Selon Le Monde – Politique, la secrétaire nationale du parti Les Écologistes consulte actuellement ses militants jusqu’au lundi 6 juillet 2026 pour valider une candidature autonome de Marine Tondelier à l’élection présidentielle de 2027. Cette stratégie, loin de faire l’unanimité au sein du parti, s’inscrit dans un contexte de tensions internes sur l’orientation future des Verts.
Ce qu'il faut retenir
- Les Écologistes consultent leurs militants jusqu’au 6 juillet 2026 pour valider une candidature autonome de Marine Tondelier à la présidentielle de 2027.
- Cette option divise le parti, certains y voyant une opportunité, d’autres un risque de division.
- La décision finale dépendra des résultats de cette consultation interne.
- Une semaine décisive s’ouvre pour Les Écologistes, dans un contexte de recomposition politique.
Une consultation interne sous haute tension
Marine Tondelier, secrétaire nationale des Écologistes, a engagé une procédure de consultation de ses militants pour trancher sur une éventuelle candidature présidentielle autonome en 2027. Selon Le Monde – Politique, cette démarche doit s’achever avant le 6 juillet 2026, date butoir fixée pour valider ou non cette option. Autant dire que les enjeux sont de taille pour le parti, déjà fragilisé par des divisions internes sur la stratégie à adopter face à la présidentielle.
La proposition d’une candidature autonome divise profondément les instances du parti. Certains cadres y voient une opportunité de peser dans la campagne et de défendre une ligne écologiste radicale, tandis que d’autres craignent une dilution des voix et une perte d’influence face aux grands partis traditionnels.
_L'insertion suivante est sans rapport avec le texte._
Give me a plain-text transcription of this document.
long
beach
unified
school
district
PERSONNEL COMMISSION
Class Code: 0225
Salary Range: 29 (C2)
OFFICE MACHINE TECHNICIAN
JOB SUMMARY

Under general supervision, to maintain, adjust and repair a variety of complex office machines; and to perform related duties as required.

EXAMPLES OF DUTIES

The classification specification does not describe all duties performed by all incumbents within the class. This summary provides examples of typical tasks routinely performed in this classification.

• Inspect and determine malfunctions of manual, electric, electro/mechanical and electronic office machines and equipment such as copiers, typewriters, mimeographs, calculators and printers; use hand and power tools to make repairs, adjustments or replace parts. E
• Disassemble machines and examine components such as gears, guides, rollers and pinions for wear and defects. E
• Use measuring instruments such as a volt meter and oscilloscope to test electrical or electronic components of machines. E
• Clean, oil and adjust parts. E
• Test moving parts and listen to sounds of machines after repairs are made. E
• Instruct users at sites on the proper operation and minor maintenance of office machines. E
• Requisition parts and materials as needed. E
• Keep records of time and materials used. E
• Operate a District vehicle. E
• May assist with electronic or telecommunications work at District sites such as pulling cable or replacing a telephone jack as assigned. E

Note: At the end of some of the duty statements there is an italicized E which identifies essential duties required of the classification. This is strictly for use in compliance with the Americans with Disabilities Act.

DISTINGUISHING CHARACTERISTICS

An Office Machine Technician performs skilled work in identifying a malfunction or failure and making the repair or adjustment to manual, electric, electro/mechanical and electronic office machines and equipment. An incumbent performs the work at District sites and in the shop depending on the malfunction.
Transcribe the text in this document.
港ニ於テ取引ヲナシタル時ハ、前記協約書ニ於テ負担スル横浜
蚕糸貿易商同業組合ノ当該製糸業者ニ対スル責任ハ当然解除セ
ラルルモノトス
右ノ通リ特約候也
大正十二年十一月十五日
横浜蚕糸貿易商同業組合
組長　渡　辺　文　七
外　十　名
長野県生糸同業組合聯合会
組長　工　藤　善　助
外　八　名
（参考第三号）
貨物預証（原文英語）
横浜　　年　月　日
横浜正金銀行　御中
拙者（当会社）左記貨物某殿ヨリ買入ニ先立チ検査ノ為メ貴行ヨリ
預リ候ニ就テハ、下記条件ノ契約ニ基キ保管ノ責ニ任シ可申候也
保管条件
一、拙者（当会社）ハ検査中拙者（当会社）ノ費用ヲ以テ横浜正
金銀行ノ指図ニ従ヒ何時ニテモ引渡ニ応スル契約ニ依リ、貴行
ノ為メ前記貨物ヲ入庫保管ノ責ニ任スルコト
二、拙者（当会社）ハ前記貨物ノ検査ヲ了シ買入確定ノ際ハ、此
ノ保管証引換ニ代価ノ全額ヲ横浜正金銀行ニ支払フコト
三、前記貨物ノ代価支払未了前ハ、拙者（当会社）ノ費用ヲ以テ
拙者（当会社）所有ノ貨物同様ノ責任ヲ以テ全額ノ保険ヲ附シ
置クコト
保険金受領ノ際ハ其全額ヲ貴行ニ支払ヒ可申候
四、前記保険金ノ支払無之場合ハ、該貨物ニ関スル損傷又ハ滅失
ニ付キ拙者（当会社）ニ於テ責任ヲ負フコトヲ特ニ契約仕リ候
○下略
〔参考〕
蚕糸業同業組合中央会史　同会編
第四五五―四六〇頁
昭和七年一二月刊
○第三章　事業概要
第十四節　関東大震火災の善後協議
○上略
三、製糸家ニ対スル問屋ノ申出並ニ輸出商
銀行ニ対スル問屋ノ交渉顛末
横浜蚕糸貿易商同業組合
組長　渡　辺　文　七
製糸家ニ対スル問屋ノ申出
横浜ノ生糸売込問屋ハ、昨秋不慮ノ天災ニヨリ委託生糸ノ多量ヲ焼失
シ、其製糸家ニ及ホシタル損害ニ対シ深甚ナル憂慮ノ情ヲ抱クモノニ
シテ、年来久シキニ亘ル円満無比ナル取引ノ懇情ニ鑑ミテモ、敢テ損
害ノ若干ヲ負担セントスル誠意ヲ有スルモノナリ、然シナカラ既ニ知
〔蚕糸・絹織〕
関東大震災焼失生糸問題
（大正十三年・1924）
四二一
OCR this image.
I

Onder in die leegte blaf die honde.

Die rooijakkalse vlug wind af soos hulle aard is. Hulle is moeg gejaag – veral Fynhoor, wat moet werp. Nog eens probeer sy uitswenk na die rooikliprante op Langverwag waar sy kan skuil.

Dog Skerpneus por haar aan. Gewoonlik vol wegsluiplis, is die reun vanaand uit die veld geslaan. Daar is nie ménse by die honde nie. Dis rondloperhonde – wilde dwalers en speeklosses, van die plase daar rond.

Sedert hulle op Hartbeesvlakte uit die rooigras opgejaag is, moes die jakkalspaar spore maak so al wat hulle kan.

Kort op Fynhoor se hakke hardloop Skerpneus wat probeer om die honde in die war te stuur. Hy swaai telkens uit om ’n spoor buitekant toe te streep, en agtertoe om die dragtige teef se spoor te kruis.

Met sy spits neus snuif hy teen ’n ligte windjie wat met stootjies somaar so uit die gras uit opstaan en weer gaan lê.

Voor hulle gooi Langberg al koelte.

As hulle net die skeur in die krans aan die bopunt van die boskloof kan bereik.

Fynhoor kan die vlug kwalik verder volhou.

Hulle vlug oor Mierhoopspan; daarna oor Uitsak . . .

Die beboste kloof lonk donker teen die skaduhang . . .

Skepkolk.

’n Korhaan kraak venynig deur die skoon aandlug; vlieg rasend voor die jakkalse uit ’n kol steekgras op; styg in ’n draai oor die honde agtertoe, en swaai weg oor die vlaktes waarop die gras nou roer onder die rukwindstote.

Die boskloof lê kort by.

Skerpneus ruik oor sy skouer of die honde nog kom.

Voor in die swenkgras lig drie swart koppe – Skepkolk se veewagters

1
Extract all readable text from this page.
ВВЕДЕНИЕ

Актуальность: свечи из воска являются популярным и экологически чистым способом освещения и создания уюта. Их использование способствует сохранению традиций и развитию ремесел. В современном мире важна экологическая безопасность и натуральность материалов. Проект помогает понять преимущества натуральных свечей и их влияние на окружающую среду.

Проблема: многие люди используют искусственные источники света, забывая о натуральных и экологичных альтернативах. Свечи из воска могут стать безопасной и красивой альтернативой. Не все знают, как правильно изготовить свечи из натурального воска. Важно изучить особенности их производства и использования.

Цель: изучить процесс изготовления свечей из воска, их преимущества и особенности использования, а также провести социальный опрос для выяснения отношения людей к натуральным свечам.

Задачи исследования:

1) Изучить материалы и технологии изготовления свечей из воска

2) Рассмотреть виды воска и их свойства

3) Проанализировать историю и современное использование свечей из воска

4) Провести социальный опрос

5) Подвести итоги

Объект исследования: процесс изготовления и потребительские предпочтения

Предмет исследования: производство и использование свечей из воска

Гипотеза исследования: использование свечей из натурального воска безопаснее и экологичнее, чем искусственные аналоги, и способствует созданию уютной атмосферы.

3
Bref, l’arbitrage final s’annonce serré, d’autant que le calendrier politique impose une décision rapide.
Un parti écartelé entre ambition et réalisme
Les Écologistes, qui avaient obtenu plus de 13 % des voix à la présidentielle de 2022 avec Yannick Jadot, peinent aujourd’hui à trouver une ligne claire pour 2027. Marine Tondelier, qui a succédé à Julien Bayou en 2023, incarne une nouvelle génération de dirigeants, mais son projet de candidature autonome soulève des questions sur la capacité du parti à fédérer au-delà de son électorat historique. D’un côté, une partie des militants y voit un moyen de sortir de l’ombre des alliances avec la gauche traditionnelle ; de l’autre, les sceptiques redoutent un isolement politique préjudiciable.
La consultation en cours doit permettre de mesurer l’adhésion réelle autour de cette option. Pourtant, le risque d’un clivage persistant est bien réel. Certains responsables locaux, interrogés par Le Monde – Politique, ont déjà fait part de leurs réticences, évoquant la nécessité de « rassembler plutôt que de se fragmenter ». Dans ce contexte, la décision de Marine Tondelier pourrait bien redessiner les contours du paysage politique écologiste pour les années à venir.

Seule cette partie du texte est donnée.